2a./J. 62/97Jurisprudencia9a. ÉpocaS.C.J.N.Administrativa
TRIBUNAL UNITARIO AGRARIO. CARECE DE LEGITIMACIÓN PARA DESECHAR LOS RECURSOS DE REVISIÓN QUE SE INTERPONGAN EN CONTRA DE SUS PROPIAS RESOLUCIONES CON FUNDAMENTO EN LOS ARTÍCULOS 198, 199 Y 200 DE LA LEY AGRARIA, PUES DICHA ATRIBUCIÓN SÓLO LE CORRESPONDE AL TRIBUNAL SUPERIOR AGRARIO, EN LOS TÉRMINOS PREVISTOS POR EL ARTÍCULO 9o. DE LA LEY ORGÁNICA DE LOS TRIBUNALES AGRARIOS.

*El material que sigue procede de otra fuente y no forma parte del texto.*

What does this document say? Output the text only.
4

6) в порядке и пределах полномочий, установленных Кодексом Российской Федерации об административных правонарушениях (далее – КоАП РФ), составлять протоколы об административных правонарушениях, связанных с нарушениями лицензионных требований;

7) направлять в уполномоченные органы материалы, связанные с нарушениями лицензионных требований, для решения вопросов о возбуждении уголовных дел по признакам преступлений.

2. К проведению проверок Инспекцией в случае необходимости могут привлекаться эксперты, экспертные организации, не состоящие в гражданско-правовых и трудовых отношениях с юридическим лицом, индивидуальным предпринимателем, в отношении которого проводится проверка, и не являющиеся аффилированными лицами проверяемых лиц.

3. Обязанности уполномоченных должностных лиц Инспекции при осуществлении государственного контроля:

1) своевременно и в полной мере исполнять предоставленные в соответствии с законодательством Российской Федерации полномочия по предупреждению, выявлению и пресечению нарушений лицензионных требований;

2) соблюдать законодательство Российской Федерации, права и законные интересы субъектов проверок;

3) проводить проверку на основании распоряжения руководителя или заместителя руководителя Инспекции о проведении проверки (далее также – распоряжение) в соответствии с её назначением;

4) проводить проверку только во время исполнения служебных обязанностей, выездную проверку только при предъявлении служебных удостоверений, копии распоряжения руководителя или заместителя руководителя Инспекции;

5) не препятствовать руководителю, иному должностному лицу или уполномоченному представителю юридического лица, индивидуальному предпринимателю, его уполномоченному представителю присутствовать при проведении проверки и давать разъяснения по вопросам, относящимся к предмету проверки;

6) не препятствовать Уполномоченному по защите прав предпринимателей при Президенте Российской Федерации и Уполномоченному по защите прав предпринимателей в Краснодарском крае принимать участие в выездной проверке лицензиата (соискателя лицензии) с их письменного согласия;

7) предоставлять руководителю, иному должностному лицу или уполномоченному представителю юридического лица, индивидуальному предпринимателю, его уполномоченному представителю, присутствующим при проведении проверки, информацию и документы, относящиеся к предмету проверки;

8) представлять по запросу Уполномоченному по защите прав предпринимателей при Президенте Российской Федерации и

[J]; 9a. Época; 2a. Sala; S.J.F. y su Gaceta; Tomo VI, Diciembre de 1997; Pág. 351
Si bien en el artículo
200 de la Ley Agraria
se establece la facultad del Tribunal Unitario Agrario para admitir el recurso de revisión que se interponga, en los términos del artículo
198 del propio ordenamiento
, en contra de sus propias resoluciones, esa sola facultad es insuficiente para apoyar el criterio relativo a que, implícitamente, el legislador otorgó también legitimación a los Tribunales Unitarios Agrarios para desechar los recursos, porque esta interpretación contradice el principio de legalidad, según el cual las autoridades sólo pueden hacer lo que la ley les permite, principio básico que se encuentra regulado, entre otros, en los artículos
14 y 16 de la Carta Magna
. En efecto, en nuestro sistema jurídico no es posible concebir la actuación de las autoridades sino como una actuación enteramente subordinada al derecho; las autoridades administrativas lato sensu, aun cuando sean titulares de amplios poderes y atribuciones no pueden, sin embargo, actuar arbitrariamente. Toda su actividad debe estar reglada por el orden jurídico vigente. Consiguientemente, si la Ley Agraria no establece precepto alguno que otorgue, en forma expresa, a los Tribunales Unitarios Agrarios la facultad para desechar los recursos de revisión que se interpongan en contra de sus propias resoluciones, dicha facultad no puede inferirse mediante presunciones y desprenderse de la atribución de admitir el recurso, pues además de vulnerarse el principio de legalidad, esta interpretación también obstaculiza la facultad del Tribunal Superior Agrario para emitir, en forma definitiva, la resolución correspondiente del recurso, ya que mientras se admita el recurso por el Tribunal Unitario Agrario, como éste tiene obligación de remitir los autos al Tribunal Superior Agrario, una vez que dé cumplimiento a lo establecido en el artículo 200 de la Ley Agraria, el mencionado Tribunal Superior Agrario sí podrá emitir la resolución definitiva en torno del recurso; pero si el Tribunal Unitario Agrario lo desecha por estimar que no se dan los supuestos de procedencia establecidos en el precepto 198 supratranscrito, impedirá al Tribunal Superior Agrario el ejercicio de su atribución consistente en dictar la resolución definitiva respecto del multicitado recurso, lo que resulta insostenible, pues se privaría de una segunda instancia al recurrente. Así las cosas, debe concluirse que el Tribunal Unitario Agrario carece de legitimación para desechar los recursos de revisión que se interponen con fundamento en el artículo 198 de la Ley Agraria, en contra de sus propias resoluciones, correspondiéndole dicha facultad únicamente al Tribunal Superior Agrario, de conformidad con lo establecido en el artículo
9o. de la Ley Orgánica de los Tribunales Agrarios
.
Precedentes
Contradicción de tesis 37/94. Entre las sustentadas por el Quinto Tribunal Colegiado en Materia Administrativa del Primer Circuito y el Segundo Tribunal Colegiado del Décimo Sexto Circuito. 9 de agosto de 1996. Cinco votos. Ponente: Genaro David Góngora Pimentel. Secretaria: María Guadalupe Saucedo Zavala.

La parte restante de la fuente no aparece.